¿Podemos
decir que vivimos las bienaventuranzas? ¿Podemos afirmar con sinceridad que no
nos hemos dejado seducir por tantas falsas promesas y profecías engañosas que
nos rodean? ¿Hemos buscado verdaderamente el tesoro escondido en el campo, ese
Reino de Dios que es la perla preciosa de nuestras vidas?
Si no es así,
hermanos, ¡ánimo! No estamos solos en este camino. Quienes anhelamos la
felicidad entre los brazos de Dios sabemos que solo Él puede colmar nuestro
corazón. ¡Adelante, los que mantenemos encendida la llama de la esperanza en
medio del bullicio de nuestras ciudades y pueblos! A todos los que escuchamos
la voz del Señor, él nos interpela con amor y nos pregunta: Dime, ¿en qué cosas
concretas vives las Bienaventuranzas?
Dificultades
¡Ay, Señor!, qué
difícil es seguirte en todo lo que nos exiges. Y, sin embargo, hermanos, si
leemos atentamente el Evangelio, nos damos cuenta de que el Señor no se
equivoca. ¿Amamos solo a quienes nos aman? ¡Bien! ¿Perdonamos solo a los que
nos han perdonado primero? ¡Estupendo! ¿Prestamos solo a quienes sabemos que
nos devolverán? ¡Precioso! Pero, hermanos, ¿qué tiene de extraordinario todo
esto? ¡Es lo que hacen todos!
Sí, Señor, tú
tienes razón. En el fondo, nuestro cristianismo muchas veces se ha reducido a
una vida de sentido común, con un barniz de Evangelio. No se nos ve, o se nos
ve poco, casi imperceptiblemente, y vivimos contentos con lo poco que hacemos.

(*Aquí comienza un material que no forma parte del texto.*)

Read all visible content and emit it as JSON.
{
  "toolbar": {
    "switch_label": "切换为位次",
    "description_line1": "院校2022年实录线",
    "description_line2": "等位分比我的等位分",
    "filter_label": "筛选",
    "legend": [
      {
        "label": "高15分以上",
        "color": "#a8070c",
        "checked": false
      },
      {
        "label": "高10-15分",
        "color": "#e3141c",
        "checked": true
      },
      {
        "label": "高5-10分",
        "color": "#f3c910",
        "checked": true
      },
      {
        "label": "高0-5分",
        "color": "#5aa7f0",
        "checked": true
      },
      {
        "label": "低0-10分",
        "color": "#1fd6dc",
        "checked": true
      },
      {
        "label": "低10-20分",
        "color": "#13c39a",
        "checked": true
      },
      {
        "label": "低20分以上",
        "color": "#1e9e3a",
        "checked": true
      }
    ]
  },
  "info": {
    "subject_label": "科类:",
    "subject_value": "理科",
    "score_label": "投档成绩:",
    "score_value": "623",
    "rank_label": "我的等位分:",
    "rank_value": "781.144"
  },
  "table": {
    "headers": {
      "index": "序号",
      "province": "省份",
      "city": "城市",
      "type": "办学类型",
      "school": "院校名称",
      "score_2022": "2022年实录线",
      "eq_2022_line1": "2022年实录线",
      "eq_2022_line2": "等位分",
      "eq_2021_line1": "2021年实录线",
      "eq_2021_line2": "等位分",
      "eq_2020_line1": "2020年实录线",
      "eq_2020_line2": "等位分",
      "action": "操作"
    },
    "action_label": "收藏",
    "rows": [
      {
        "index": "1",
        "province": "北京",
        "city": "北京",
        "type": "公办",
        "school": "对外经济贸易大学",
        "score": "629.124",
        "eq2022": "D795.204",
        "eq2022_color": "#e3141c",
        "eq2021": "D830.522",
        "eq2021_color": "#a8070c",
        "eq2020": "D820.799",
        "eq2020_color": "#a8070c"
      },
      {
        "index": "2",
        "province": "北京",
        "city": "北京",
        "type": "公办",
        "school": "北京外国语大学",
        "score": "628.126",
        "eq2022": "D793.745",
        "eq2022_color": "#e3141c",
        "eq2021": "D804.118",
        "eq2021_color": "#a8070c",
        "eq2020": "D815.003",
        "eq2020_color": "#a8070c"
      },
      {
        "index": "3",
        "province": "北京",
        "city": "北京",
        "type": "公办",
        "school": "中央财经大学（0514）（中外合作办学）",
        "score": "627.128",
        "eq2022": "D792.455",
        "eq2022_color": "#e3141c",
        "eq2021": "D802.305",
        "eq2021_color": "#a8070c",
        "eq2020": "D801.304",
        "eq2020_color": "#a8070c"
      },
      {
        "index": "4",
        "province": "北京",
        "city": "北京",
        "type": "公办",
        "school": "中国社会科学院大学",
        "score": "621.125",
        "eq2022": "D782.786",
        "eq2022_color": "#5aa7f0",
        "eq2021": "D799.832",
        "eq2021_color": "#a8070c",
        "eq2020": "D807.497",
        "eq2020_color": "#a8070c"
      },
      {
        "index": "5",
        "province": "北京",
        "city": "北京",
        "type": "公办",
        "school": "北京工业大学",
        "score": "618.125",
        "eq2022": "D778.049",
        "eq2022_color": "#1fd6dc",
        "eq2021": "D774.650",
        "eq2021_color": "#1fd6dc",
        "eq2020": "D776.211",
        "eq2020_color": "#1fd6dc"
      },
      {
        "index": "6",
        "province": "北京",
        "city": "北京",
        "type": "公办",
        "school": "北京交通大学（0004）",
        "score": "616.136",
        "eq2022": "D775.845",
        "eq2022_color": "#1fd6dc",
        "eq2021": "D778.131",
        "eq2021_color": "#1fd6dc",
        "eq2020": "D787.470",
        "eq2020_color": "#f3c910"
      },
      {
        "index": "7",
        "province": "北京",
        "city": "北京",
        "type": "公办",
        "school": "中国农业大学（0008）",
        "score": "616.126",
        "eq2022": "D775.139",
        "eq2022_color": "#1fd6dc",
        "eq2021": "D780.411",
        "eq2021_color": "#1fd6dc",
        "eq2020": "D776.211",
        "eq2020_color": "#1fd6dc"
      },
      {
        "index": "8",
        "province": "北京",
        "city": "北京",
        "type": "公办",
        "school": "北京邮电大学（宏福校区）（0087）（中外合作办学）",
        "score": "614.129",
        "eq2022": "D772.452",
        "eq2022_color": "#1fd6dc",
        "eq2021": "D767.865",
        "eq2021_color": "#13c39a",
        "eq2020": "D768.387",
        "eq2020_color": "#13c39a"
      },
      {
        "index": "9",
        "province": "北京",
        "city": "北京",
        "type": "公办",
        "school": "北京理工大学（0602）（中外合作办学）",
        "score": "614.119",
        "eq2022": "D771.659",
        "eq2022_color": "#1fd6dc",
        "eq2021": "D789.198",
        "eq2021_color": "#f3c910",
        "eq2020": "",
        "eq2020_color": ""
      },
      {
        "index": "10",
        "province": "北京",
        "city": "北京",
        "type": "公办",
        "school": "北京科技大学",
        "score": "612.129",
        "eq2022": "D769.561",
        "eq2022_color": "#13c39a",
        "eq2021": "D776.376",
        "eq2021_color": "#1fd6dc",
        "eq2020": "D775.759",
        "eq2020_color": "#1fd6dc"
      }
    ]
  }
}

Nos contentamos con pequeños gestos que apenas reflejan tu amor, justificamos
nuestra tibieza diciendo que, al menos, no somos peores que los demás. Y así
nos volvemos mediocres, incluso en la caridad.
Apuntar alto
Pero Jesús no se conforma con eso. Él sueña con nuestra santidad y nos llama a vivir la radicalidad del Evangelio. Nos pide el coraje de la paradoja: perdonar a los enemigos, amar sin esperar nada a cambio, vivir en la transparencia del amor de Dios. El Señor nos invita a seguirle hasta el final, como verdaderos discípulos.